4. Avoiding high-yield savings accounts.
My parents were smart in ensuring that I got my first checking account before I turned 18 and had a credit card before I turned 20, establishing my credit history from a young age. But their bank account — and, by extension and default, mine — was with the one bank that was a five-minute drive from my childhood home. They liked the idea that they could go to the bank and speak with someone and withdraw their money in person if needed, but that meant that while I could have been putting my money away in a high-yield savings account from the age of 17, in reality, I only began that habit at 22. I lost five whole years of high-yield savings account gains.
Fortunately, my process of learning about high-yield savings account has helped inform my parents of higher interest rates that they didn’t even realize were available to them. But I wish I had been more proactive about my financial freedom earlier.
5. Owning only one not-great credit card.
When my parents encouraged me to get a credit card, I was scared. I didn’t want to “mess up” and felt anxious about using my credit card versus my debit card. I essentially saw my credit card as a tool of the bank or a corporation to make money off me. This was reinforced by the fact that my credit card had a poor rewards program and by the fact that my parents had failed to inform me of the opening bonus, which I missed out on.
After graduating from college, however, I realized that there were credit cards much better suited to my lifestyle and needs. In fact, if I used multiple credit cards — one for travel, one for dining, one for groceries — then I could maximize on those rewards, too. My parents are still wary of the fact that I own more than one credit card, and they make an important point that I have a higher margin for error in terms of forgetting to pay off my statements. But automatic payments, email reminders, and streamlined apps make it easier than ever to stay on top of my credit card payments. This is yet another area where I can’t seem to convince my parents to go beyond their comfort zone, but I can certainly push myself out of mine.

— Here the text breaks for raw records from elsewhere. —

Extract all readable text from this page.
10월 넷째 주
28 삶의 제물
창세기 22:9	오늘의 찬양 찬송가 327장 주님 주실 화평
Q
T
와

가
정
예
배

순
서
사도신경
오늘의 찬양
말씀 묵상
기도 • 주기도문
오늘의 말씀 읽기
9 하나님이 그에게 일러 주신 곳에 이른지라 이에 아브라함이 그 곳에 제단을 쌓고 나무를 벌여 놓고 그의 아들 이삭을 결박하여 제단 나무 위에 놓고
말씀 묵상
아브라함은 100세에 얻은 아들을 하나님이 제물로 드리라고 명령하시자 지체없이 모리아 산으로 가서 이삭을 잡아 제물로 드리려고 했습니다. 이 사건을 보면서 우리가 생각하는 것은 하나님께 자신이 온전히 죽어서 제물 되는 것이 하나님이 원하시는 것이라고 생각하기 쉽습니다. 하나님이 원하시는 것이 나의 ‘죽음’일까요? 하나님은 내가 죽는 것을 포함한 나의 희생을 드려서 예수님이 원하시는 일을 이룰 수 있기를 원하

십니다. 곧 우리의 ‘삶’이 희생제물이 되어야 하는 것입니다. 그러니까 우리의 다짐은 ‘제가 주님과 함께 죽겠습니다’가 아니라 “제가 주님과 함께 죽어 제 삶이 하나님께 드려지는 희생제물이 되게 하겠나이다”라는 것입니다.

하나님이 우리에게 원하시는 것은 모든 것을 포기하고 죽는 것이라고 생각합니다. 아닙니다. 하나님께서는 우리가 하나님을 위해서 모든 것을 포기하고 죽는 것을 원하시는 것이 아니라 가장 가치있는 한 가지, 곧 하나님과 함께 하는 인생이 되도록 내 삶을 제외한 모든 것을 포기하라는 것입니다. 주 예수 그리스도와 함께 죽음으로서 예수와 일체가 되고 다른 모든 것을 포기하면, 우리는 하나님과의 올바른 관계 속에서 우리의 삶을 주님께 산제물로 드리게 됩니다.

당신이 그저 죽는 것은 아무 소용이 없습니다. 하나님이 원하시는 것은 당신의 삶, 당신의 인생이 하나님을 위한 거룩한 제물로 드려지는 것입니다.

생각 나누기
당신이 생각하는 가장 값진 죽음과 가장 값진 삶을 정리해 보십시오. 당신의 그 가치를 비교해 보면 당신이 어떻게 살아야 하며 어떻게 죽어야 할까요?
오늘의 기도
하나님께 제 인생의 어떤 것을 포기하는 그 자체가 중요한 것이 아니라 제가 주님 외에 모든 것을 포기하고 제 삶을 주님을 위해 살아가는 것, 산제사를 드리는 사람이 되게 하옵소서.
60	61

Growing up means realizing your parents don’t have all the answers.
As children, we often believe that our parents have all the answers — especially when it comes to money. After all, they’re the grownups. But so much of my own growing up has been realizing that my parents don’t know everything. They’ve done the best they can with the experiences they’ve had, and if I can help them save money through techniques that are new to them, then we both benefit. But sometimes, it means that I have to deviate in my approach to money from that which my parents instilled in me or believe themselves, and that’s okay. We already look a little like our parents and tend to act like them at times, too, even if we don’t wish that we did. But we don’t have to form the same money habits — or repeat the same failures — as them as well.
Keertana Anandraj is a recent college grad living in San Francisco. When she isn’t conducting international macroeconomic research at her day job, you can find her in the spin room or planning her next adventure.